N on è chiaro il motivo ma da giorni alcune testate continuano a ricicciare la storia degli sposini astuti, quelli che per risparmiare hanno prenotato in ristorante senza dire che il pranzo era di nozze. A forza di riproporla, la faccenda è rispuntata anche in questi giorni post elettorali. E a quel punto l’accostamento è spuntato inevitabile: Salvini è da anni che si comporta come gli sposi parsimoniosi. Si attovaglia al tavolo del comando e dopo un po’ – per non pagare il conto che la permanenza al governo impone in termini di responsabilità, di studio dei dossier, di capacità di fare scelte impopolari – si sfila fischiettando, con l’aria infastidita di un passante scambiato per lo sposo.
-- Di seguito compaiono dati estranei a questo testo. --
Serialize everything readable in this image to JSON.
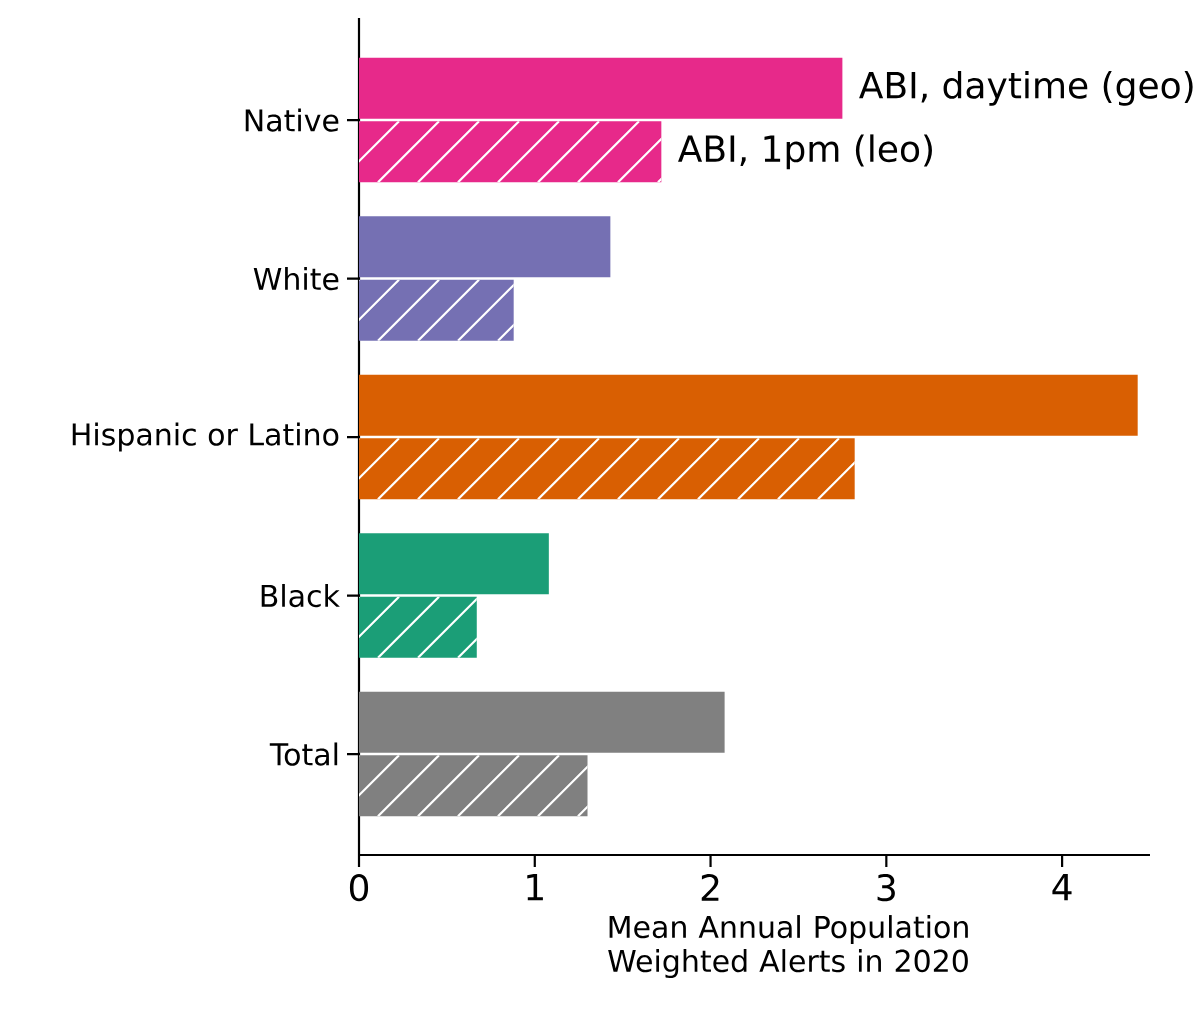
{
  "chart_data": {
    "type": "bar",
    "orientation": "horizontal",
    "categories": [
      "Native",
      "White",
      "Hispanic or Latino",
      "Black",
      "Total"
    ],
    "series": [
      {
        "name": "ABI, daytime (geo)",
        "colors": [
          "#e7298a",
          "#7570b3",
          "#d95f02",
          "#1b9e77",
          "#808080"
        ],
        "values": [
          2.75,
          1.43,
          4.43,
          1.08,
          2.08
        ]
      },
      {
        "name": "ABI, 1pm (leo)",
        "colors": [
          "#e7298a",
          "#7570b3",
          "#d95f02",
          "#1b9e77",
          "#808080"
        ],
        "values": [
          1.72,
          0.88,
          2.82,
          0.67,
          1.3
        ]
      }
    ],
    "xlim": [
      0,
      4.5
    ],
    "xticks": [
      0,
      1,
      2,
      3,
      4
    ],
    "xlabel": "Mean Annual Population Weighted Alerts in 2020",
    "grid": false
  }
}
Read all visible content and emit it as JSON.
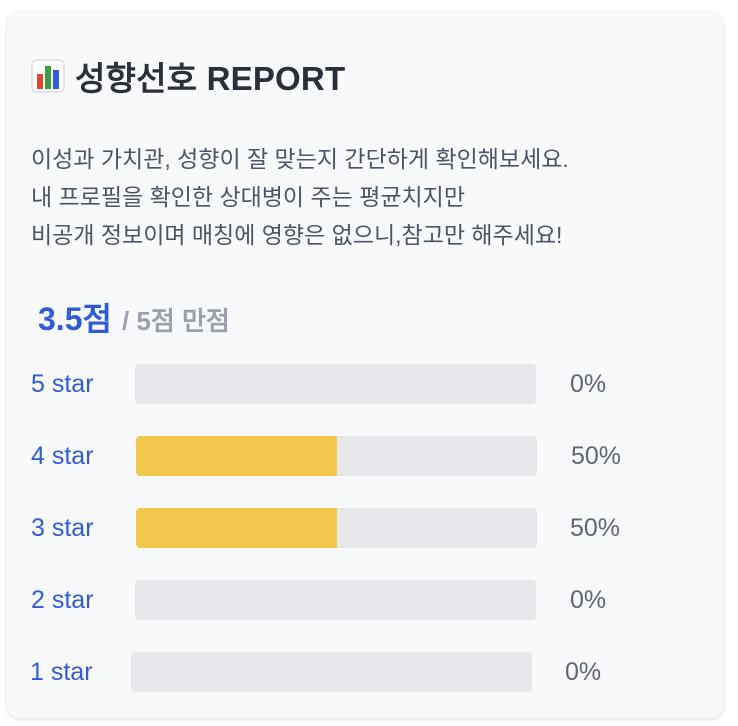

Il Conte 1 lo ha bombardato più lui dal Viminale che la buonanima del Pd dall’opposizione. Poi si è messo a sostenere Draghi di santa ragione finché non lo ha fatto cadere. E ora che Meloni può relegarlo all’Agricoltura (avrà i pieni poderi?) ecco che trapela l’ipotesi dell’appoggio esterno. Che lui smentisce, ma intanto è chiaro che romperà le scatole fino a un eventuale altro esecutivo di unità nazionale quando la crisi morderà più a fondo.

Va bene tutto, va bene ispirarsi agli sposini smart e va bene anche credere così tenacemente e così spesso nell’istituzione matrimoniale. Ma non è che puoi continuare a sposarti finché non ti regalano l’Italia.